The basic economic objection to crime is that a crime is a costly but sterile transaction. It redistributes wealth, which doesn't increase the size of the social pie; and therefore the costs involved in crime—the time and other inputs of the criminal, and the defensive measures taken by potential victims—are a deadweight loss to society.
But notice that the economic definition of crime as a sterile transaction (or coerced transfer payment) does not correspond to the legal definition of crime; in law, a crime is anything that the government forbids on pain of criminal penalties. Victimless crimes tend to be productive transactions, which make the parties better off (at least by their own lights). Attempting to deter or prevent such transactions are likely therefore to reduce the overall social welfare, like other interferences with the operation of free markets. Of course there may be external costs, costs external to the parties to the drug transaction or other victimless crime, that in some cases justify punishment, but this is probably not true in general.
So the first question to consider in assessing the effects of crime on economic welfare is how much of what is criminalized should be. Bribery of officials is, as Becker points out, an interesting mixed case. It is a voluntary transaction with external costs, but sometimes the social benefits exceed those costs, as where the bribe results in circumvention of an inefficient restriction on commercial activity.
Robberies, kidnappings, and other coerced transfers involve a reallocation of resources from productive commercial activities to a zero-sum game of attack and defend.

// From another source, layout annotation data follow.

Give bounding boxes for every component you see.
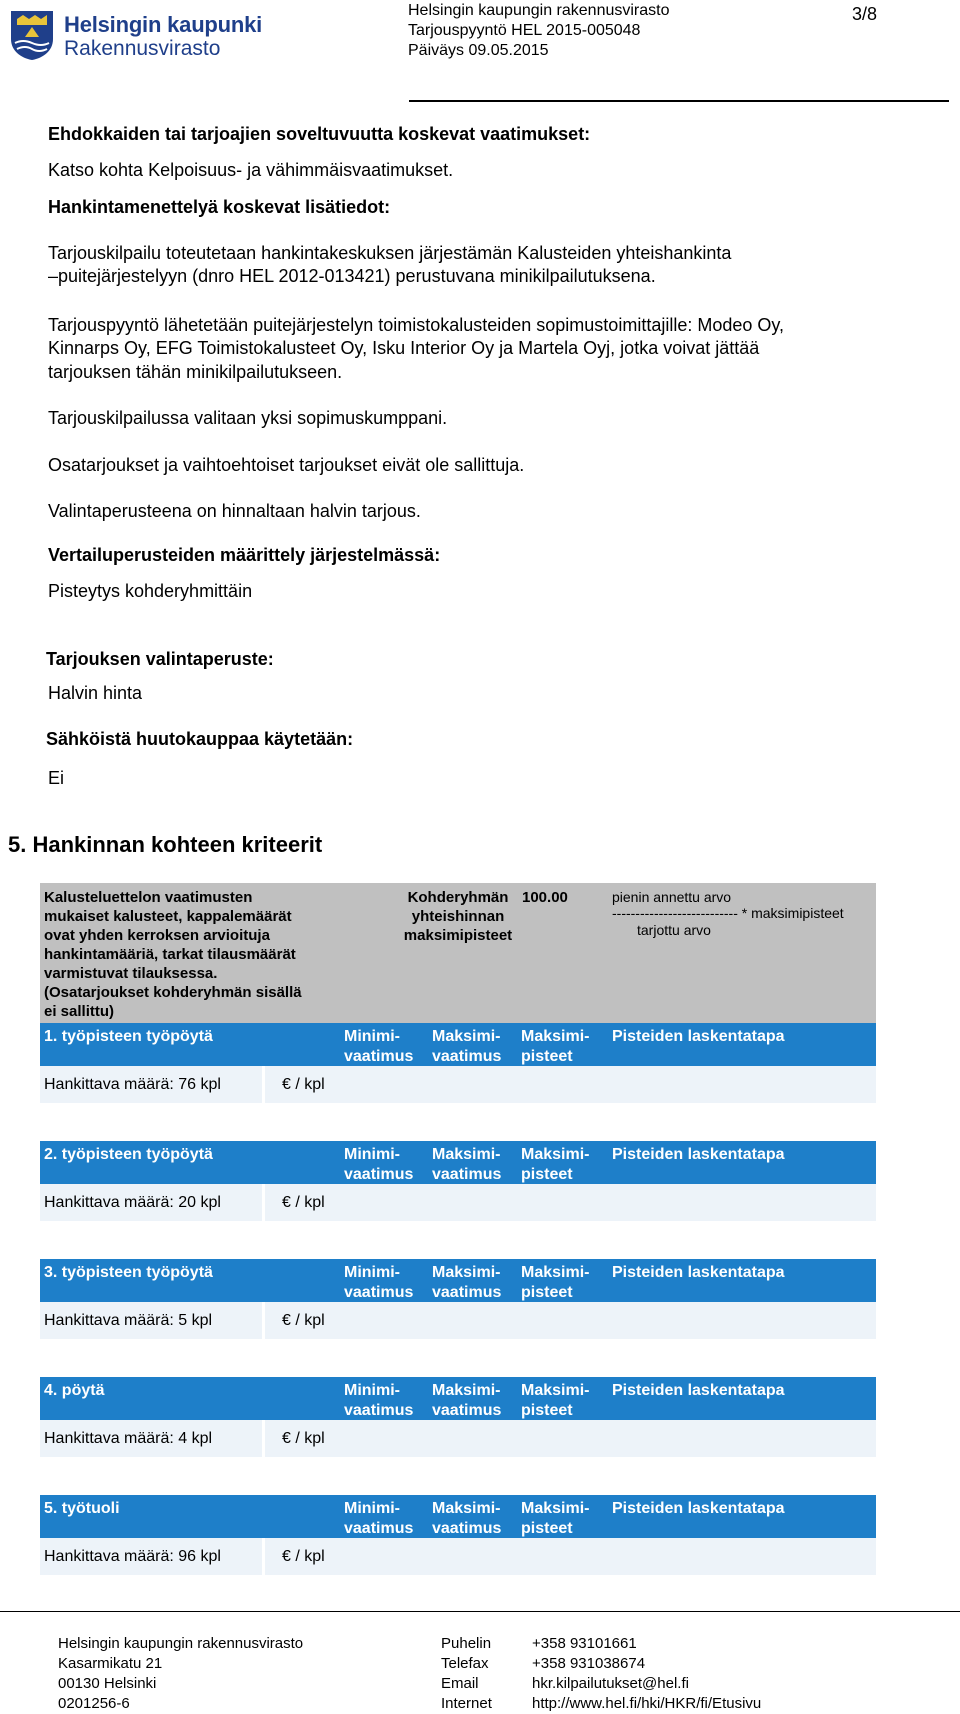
text-no-partial-offers: Osatarjoukset ja vaihtoehtoiset tarjoukset eivät ole sallittuja. [48, 455, 525, 475]
item-quantity-row [40, 1184, 876, 1221]
heading-selection-criterion: Tarjouksen valintaperuste: [46, 649, 274, 669]
footer-business-id: 0201256-6 [58, 1695, 130, 1712]
item-quantity-row [40, 1066, 876, 1103]
text-eligibility: Katso kohta Kelpoisuus- ja vähimmäisvaatimukset. [48, 160, 454, 180]
text-scoring: Pisteytys kohderyhmittäin [48, 581, 253, 601]
footer-street: Kasarmikatu 21 [58, 1655, 163, 1672]
item-quantity-row [40, 1420, 876, 1457]
item-header-row [40, 1141, 876, 1184]
item-name: 1. työpisteen työpöytä [44, 1028, 213, 1045]
unit-price-field: € / kpl [282, 1548, 325, 1565]
max-requirement-header: Maksimi- vaatimus [432, 1382, 502, 1419]
page-number: 3/8 [852, 4, 878, 24]
max-points-header: Maksimi- pisteet [521, 1264, 590, 1301]
text-procedure-1a: Tarjouskilpailu toteutetaan hankintakeskuksen järjestämän Kalusteiden yhteishankinta [48, 243, 732, 263]
unit-price-field: € / kpl [282, 1194, 325, 1211]
scoring-method-header: Pisteiden laskentatapa [612, 1146, 785, 1163]
item-quantity: Hankittava määrä: 96 kpl [44, 1548, 221, 1565]
max-requirement-header: Maksimi- vaatimus [432, 1146, 502, 1183]
cell-divider [262, 1302, 265, 1339]
item-quantity: Hankittava määrä: 20 kpl [44, 1194, 221, 1211]
criteria-intro-text: Kalusteluettelon vaatimusten mukaiset kalusteet, kappalemäärät ovat yhden kerroksen arvioituja hankintamääriä, tarkat tilausmäärät varmistuvat tilauksessa. (Osatarjoukset kohderyhmän sisällä ei sallittu) [44, 889, 302, 1020]
max-points-header: Maksimi- pisteet [521, 1028, 590, 1065]
logo-department-name: Rakennusvirasto [64, 37, 221, 60]
heading-electronic-auction: Sähköistä huutokauppaa käytetään: [46, 729, 354, 749]
item-quantity-row [40, 1538, 876, 1575]
item-name: 4. pöytä [44, 1382, 105, 1399]
header-date: Päiväys 09.05.2015 [408, 42, 549, 59]
min-requirement-header: Minimi- vaatimus [344, 1028, 414, 1065]
header-divider [409, 100, 949, 102]
footer-fax-label: Telefax [441, 1655, 489, 1672]
item-header-row [40, 1377, 876, 1420]
item-header-row [40, 1495, 876, 1538]
footer-website[interactable]: http://www.hel.fi/hki/HKR/fi/Etusivu [532, 1695, 762, 1712]
unit-price-field: € / kpl [282, 1076, 325, 1093]
header-organization: Helsingin kaupungin rakennusvirasto [408, 2, 670, 19]
header-reference: Tarjouspyyntö HEL 2015-005048 [408, 22, 641, 39]
min-requirement-header: Minimi- vaatimus [344, 1264, 414, 1301]
helsinki-crest-icon [9, 9, 55, 61]
item-quantity: Hankittava määrä: 4 kpl [44, 1430, 213, 1447]
footer-email[interactable]: hkr.kilpailutukset@hel.fi [532, 1675, 689, 1692]
text-lowest-price: Valintaperusteena on hinnaltaan halvin tarjous. [48, 501, 421, 521]
text-lowest-cost: Halvin hinta [48, 683, 143, 703]
item-quantity-row [40, 1302, 876, 1339]
footer-city: 00130 Helsinki [58, 1675, 157, 1692]
max-points-header: Maksimi- pisteet [521, 1382, 590, 1419]
formula-denominator: tarjottu arvo [637, 922, 711, 938]
footer-fax: +358 931038674 [532, 1655, 646, 1672]
heading-eligibility: Ehdokkaiden tai tarjoajien soveltuvuutta koskevat vaatimukset: [48, 124, 591, 144]
cell-divider [262, 1066, 265, 1103]
scoring-method-header: Pisteiden laskentatapa [612, 1500, 785, 1517]
max-requirement-header: Maksimi- vaatimus [432, 1028, 502, 1065]
footer-phone: +358 93101661 [532, 1635, 637, 1652]
min-requirement-header: Minimi- vaatimus [344, 1382, 414, 1419]
item-header-row [40, 1259, 876, 1302]
min-requirement-header: Minimi- vaatimus [344, 1146, 414, 1183]
item-header-row [40, 1023, 876, 1066]
unit-price-field: € / kpl [282, 1430, 325, 1447]
footer-divider [0, 1611, 960, 1612]
formula-line: --------------------------- * maksimipisteet [612, 905, 844, 921]
item-name: 5. työtuoli [44, 1500, 120, 1517]
footer-web-label: Internet [441, 1695, 492, 1712]
text-one-partner: Tarjouskilpailussa valitaan yksi sopimuskumppani. [48, 408, 448, 428]
heading-comparison-criteria: Vertailuperusteiden määrittely järjestelmässä: [48, 545, 441, 565]
group-max-value: 100.00 [522, 889, 568, 906]
text-procedure-1b: –puitejärjestelyyn (dnro HEL 2012-013421) perustuvana minikilpailutuksena. [48, 266, 656, 286]
footer-contact-labels [441, 1634, 492, 1714]
text-procedure-2a: Tarjouspyyntö lähetetään puitejärjestelyn toimistokalusteiden sopimustoimittajille: Modeo Oy, [48, 315, 785, 335]
max-requirement-header: Maksimi- vaatimus [432, 1500, 502, 1537]
footer-email-label: Email [441, 1675, 479, 1692]
footer-phone-label: Puhelin [441, 1635, 492, 1652]
formula-numerator: pienin annettu arvo [612, 889, 732, 905]
group-max-label: Kohderyhmän yhteishinnan maksimipisteet [403, 889, 513, 944]
footer-address [58, 1634, 303, 1714]
cell-divider [262, 1538, 265, 1575]
cell-divider [262, 1184, 265, 1221]
min-requirement-header: Minimi- vaatimus [344, 1500, 414, 1537]
cell-divider [262, 1420, 265, 1457]
item-quantity: Hankittava määrä: 5 kpl [44, 1312, 213, 1329]
max-points-header: Maksimi- pisteet [521, 1146, 590, 1183]
text-procedure-2c: tarjouksen tähän minikilpailutukseen. [48, 362, 343, 382]
max-points-header: Maksimi- pisteet [521, 1500, 590, 1537]
unit-price-field: € / kpl [282, 1312, 325, 1329]
max-requirement-header: Maksimi- vaatimus [432, 1264, 502, 1301]
footer-organization: Helsingin kaupungin rakennusvirasto [58, 1635, 304, 1652]
text-procedure-2b: Kinnarps Oy, EFG Toimistokalusteet Oy, Isku Interior Oy ja Martela Oyj, jotka voivat jättää [48, 338, 760, 358]
item-quantity: Hankittava määrä: 76 kpl [44, 1076, 221, 1093]
item-name: 3. työpisteen työpöytä [44, 1264, 213, 1281]
scoring-method-header: Pisteiden laskentatapa [612, 1028, 785, 1045]
heading-procedure-info: Hankintamenettelyä koskevat lisätiedot: [48, 197, 391, 217]
section-title: 5. Hankinnan kohteen kriteerit [8, 832, 323, 857]
scoring-method-header: Pisteiden laskentatapa [612, 1264, 785, 1281]
logo-city-name: Helsingin kaupunki [64, 12, 263, 37]
text-auction-answer: Ei [48, 768, 65, 788]
footer-contact-values [532, 1634, 761, 1714]
item-name: 2. työpisteen työpöytä [44, 1146, 213, 1163]
scoring-method-header: Pisteiden laskentatapa [612, 1382, 785, 1399]
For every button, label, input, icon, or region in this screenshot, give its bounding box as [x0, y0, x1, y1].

But I am not sure that we should expect this type of criminality to be a simple function of poor prospects for legal employment. If everyone has poor prospects, and is therefore poor, the gains from crime will be meager; both the benefits of crime and the opportunity costs of the criminal (mainly what he could earn in legal employment) will be depressed. Steeply unequal incomes would seem a better explanation for a high crime rate in a poor country, since despite the overall poverty there would be attractive targets for criminals. The high rate of kidnapping in Mexico City seems related to the fact that the city has many wealthy residents as well as many poor ones.
Another factor in high crime rates in poor countries is that it is difficult to finance an effective apparatus for fighting crime. It requires police and judges who are paid enough not to be readily bribable by criminal gangs; in addition, the police must be sufficiently numerous and well-armed to be capable of protecting judges, witnesses, and criminal investigators. So there is a chicken and egg problem: a poor country has difficulty affording the means of preventing crimes rates from skyrocketing, and the high crime rates help to keep the country poor.
It is true that the aggregate expense of even well-paid police and judges is likely to be only a small percentage of GDP even in a poor country. But it is difficult to set a wage scale for a class of workers that is grossly in excess of prevailing wages for work involving similar skills and education.
A possible response to resource limitations on crime fighting is very severe punishment of convicted criminals. The threat of punishment has a deterrent effect, provided the probability of punishment is not negligible; and as Becker long ago pointed out in his famous 1968 article on crime and punishment, making the threat is a lot cheaper than hiring a huge police force. In other words, resources on maintaining a high probability of apprehending and punishing criminals can be economized on, without lose of deterrence, by jacking up the punishment of those who are apprehended; the expected cost of punishment need be no higher. Moreover, the probability of apprehension and conviction can be cheaply enhanced, too, by reducing the procedural rights of criminal defendants. In addition, purging the statute books of victimless crimes, and eliminating foolish regulations that invite bribery to circumvent them, can reduce demands on the criminal justice system and permit refocusing it on the crimes that impose the greatest costs on the society.